NUMA Affinity
By default, containers can access CPUs of a host at any interval. Most users use the default completely fair scheduler (CFS). When multiple containers run on a server, the services in different containers may be different. You can bind containers to CPUs and configure the NUMA affinity to maximize the container performance based on the application scenario.
1:1 CPU Binding and Same-Die Memory Access
vCPUs can be bound to CPUs in the same processor or CPUs in the same NUMA node. Avoid cross-die and cross-chip memory access of a Docker container to prevent performance deterioration. By default, vCPUs of different containers may run on the same physical CPU, which causes CPU resource competition and frequent VMID changes. As a result, L1 TLB flushing frequently occurs and the TLB miss rate is high, causing performance deterioration.
- Query the NUMA information.
1numactl -H
The preceding figure shows the CPU core distribution of the Kunpeng 920 5250 processor. CPU cores 0 to 23 are in NUMA 0, CPU cores 24 to 47 in NUMA 1, CPU cores 48 to 71 in NUMA 2, and CPU cores 72 to 95 in NUMA 3. When binding Docker container vCPUs to cores, avoid cross-die and cross-chip memory access to prevent performance deterioration.
- Bind each container vCPU to a CPU and assign memory in the same NUMA node to each vCPU.
The Kunpeng 920 5250 processor is used as an example. Create a container named 4u8g_01, bind CPUs 4 to 7 of NUMA 0 to the container, allocate 8 GB memory, use the centos:latest image, mount a local volume, and map /home on the local host to /home on the container.
1docker run -d -it --cpus=4 --cpuset-cpus=4-7 --cpuset-mems=0 -m 8192m --name 4u8g_01 -v /home:/home centos:latest
For details about the docker run command, see https://docs.docker.com/engine/reference/commandline/run/.
Command format: docker run [OPTIONS] IMAGE [COMMAND] [ARG...]
Parameters in the command are described as follows:
- -d: runs the container in the background and prints the container ID.
- -i: enables the STDIN even if no attach operation is performed.
- -t: allocates a pseudo-TTY.
- --cpus: specifies the number of CPUs to be allocated.
- --cpuset-cpus: specifies the CPUs to be bound.
- --cpuset-mems: specifies the NUMA node.
- -m: specifies the memory size to be allocated.
- --name: specifies the Docker container name.
- -v: specifies the volume to be bound.
- centos:latest: specifies the local image. centos indicates the repository, and latest indicates the tag.

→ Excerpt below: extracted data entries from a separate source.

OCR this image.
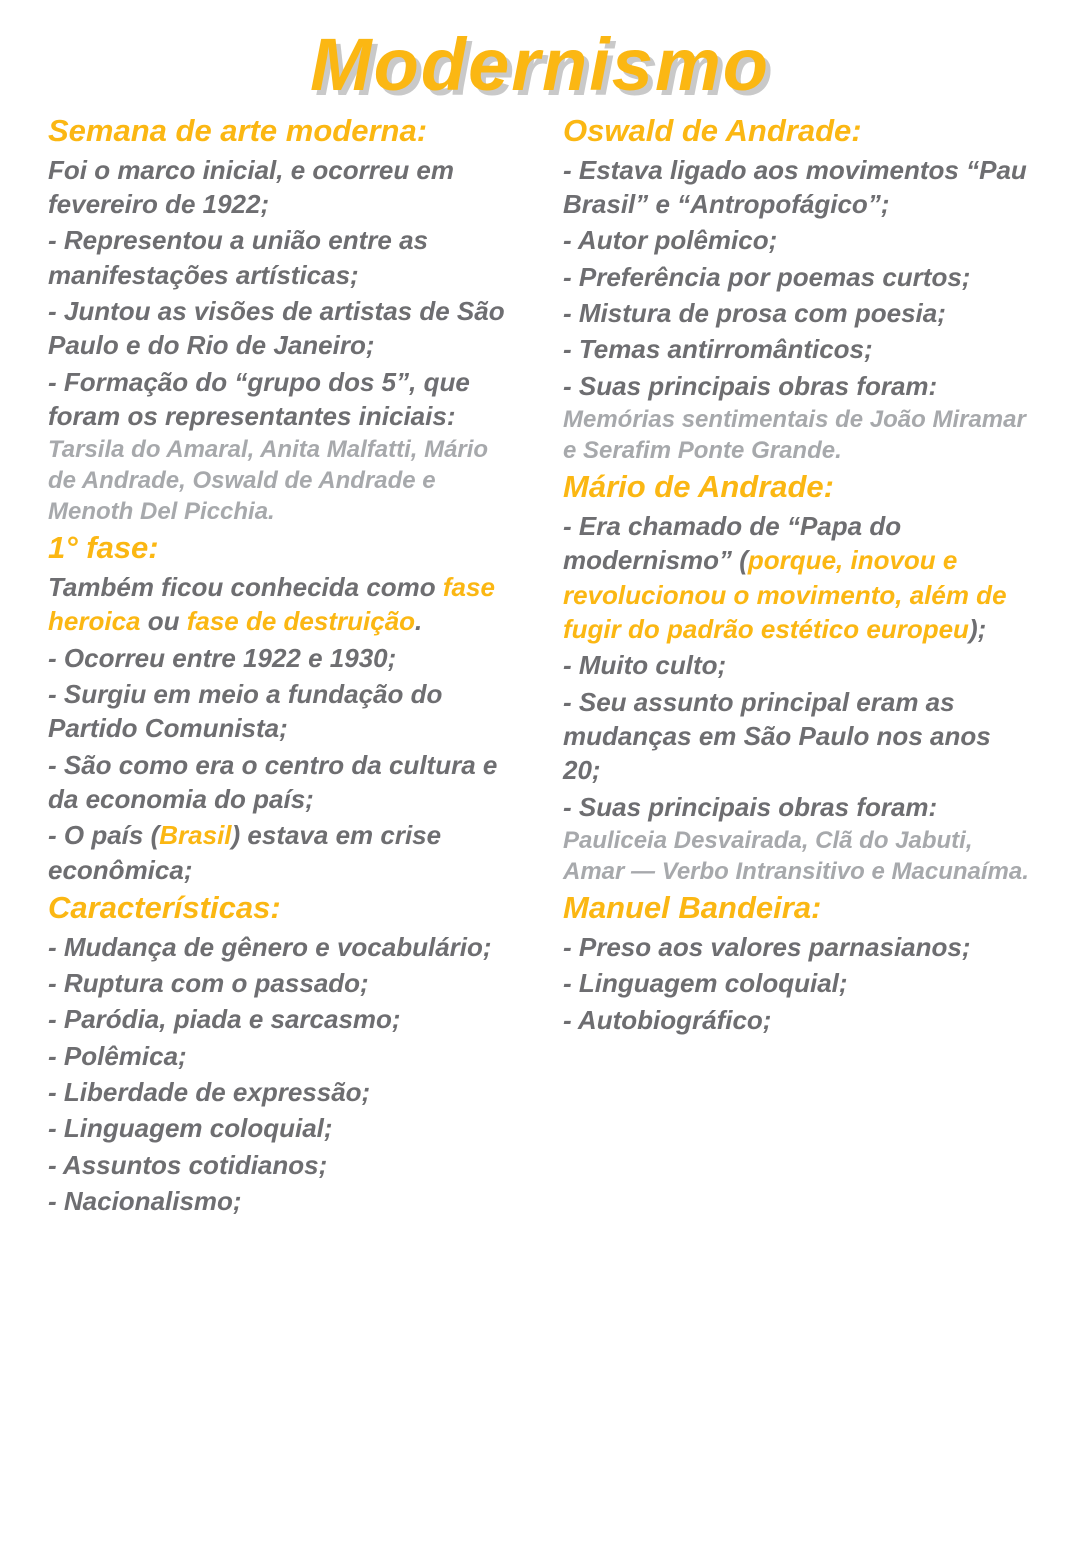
Modernismo
Semana de arte moderna:

Foi o marco inicial, e ocorreu em fevereiro de 1922;

- Representou a união entre as manifestações artísticas;

- Juntou as visões de artistas de São Paulo e do Rio de Janeiro;

- Formação do “grupo dos 5”, que foram os representantes iniciais:

Tarsila do Amaral, Anita Malfatti, Mário de Andrade, Oswald de Andrade e Menoth Del Picchia.

1° fase:

Também ficou conhecida como fase heroica ou fase de destruição.

- Ocorreu entre 1922 e 1930;

- Surgiu em meio a fundação do Partido Comunista;

- São como era o centro da cultura e da economia do país;

- O país (Brasil) estava em crise econômica;

Características:

- Mudança de gênero e vocabulário;

- Ruptura com o passado;

- Paródia, piada e sarcasmo;

- Polêmica;

- Liberdade de expressão;

- Linguagem coloquial;

- Assuntos cotidianos;

- Nacionalismo;

Oswald de Andrade:

- Estava ligado aos movimentos “Pau Brasil” e “Antropofágico”;

- Autor polêmico;

- Preferência por poemas curtos;

- Mistura de prosa com poesia;

- Temas antirromânticos;

- Suas principais obras foram:

Memórias sentimentais de João Miramar e Serafim Ponte Grande.

Mário de Andrade:

- Era chamado de “Papa do modernismo” (porque, inovou e revolucionou o movimento, além de fugir do padrão estético europeu);

- Muito culto;

- Seu assunto principal eram as mudanças em São Paulo nos anos 20;

- Suas principais obras foram:

Pauliceia Desvairada, Clã do Jabuti, Amar — Verbo Intransitivo e Macunaíma.

Manuel Bandeira:

- Preso aos valores parnasianos;

- Linguagem coloquial;

- Autobiográfico;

Cross-Cluster CPU Binding and Same-Die Memory Access
Kunpeng 920 series processors provides two super CPU clusters (SCCLs). Each SCCL contains six to eight CPU clusters, and each CPU cluster contains four CPUs. When binding CPUs to a Docker container, you are advised to use CPUs across multiple CPU clusters to improve the Docker container performance. This method can reduce bandwidth bottlenecks between the L3 cache and memory caused by CPU competition in the same CPU cluster.
Binding vCPUs of a Docker container to CPUs across multiple CPU clusters can bring the following benefits:
- When the load is light, the memory bandwidth can be fully utilized.
- Competition for L3 cache tags can be dramatically reduced and the memory bandwidth and CPU computing performance can be improved.
If the number of clusters is greater than the number of vCPUs of the container to be created, you can select any clusters.
Set cross-cluster CPU binding and same-NUMA memory access.
The Kunpeng 920 5250 processor is used as an example. Create a container named 8u16g_02, bind 8 CPU cores (3, 4, 8, 9, 12, 16, 20, and 21) in NUMA 0 to the container, allocate 16 GB memory to the container, set the image for container creation to centos:latest, and mount a local volume by mapping the local /home directory to the /home directory of the container.
1
|
docker run -d -it --cpus=8 --cpuset-cpus=3,4,8,9,12,16,20,21 --cpuset-mems=0 -m 16384m --name 8u16g_02 -v /home:/home centos:latest |
For details about the docker run command, see https://docs.docker.com/engine/reference/commandline/run/.
Command format: docker run [OPTIONS] IMAGE [COMMAND] [ARG...]
The parameters are described as follows:
- -d: runs the container in the background and prints the container ID.
- -i: enables the STDIN even if no attach operation is performed.
- -t: allocates a pseudo-TTY.
- --cpus: specifies the number of CPUs to be allocated.
- --cpuset-cpus: specifies the CPUs to be bound.
- --cpuset-mems: specifies the NUMA node.
- -m: specifies the memory size to be allocated.
- --name: specifies the Docker container name..
- -v: specifies the volume to be bound.
- centos:latest: specifies the local image. centos indicates the repository and latest indicates the tag.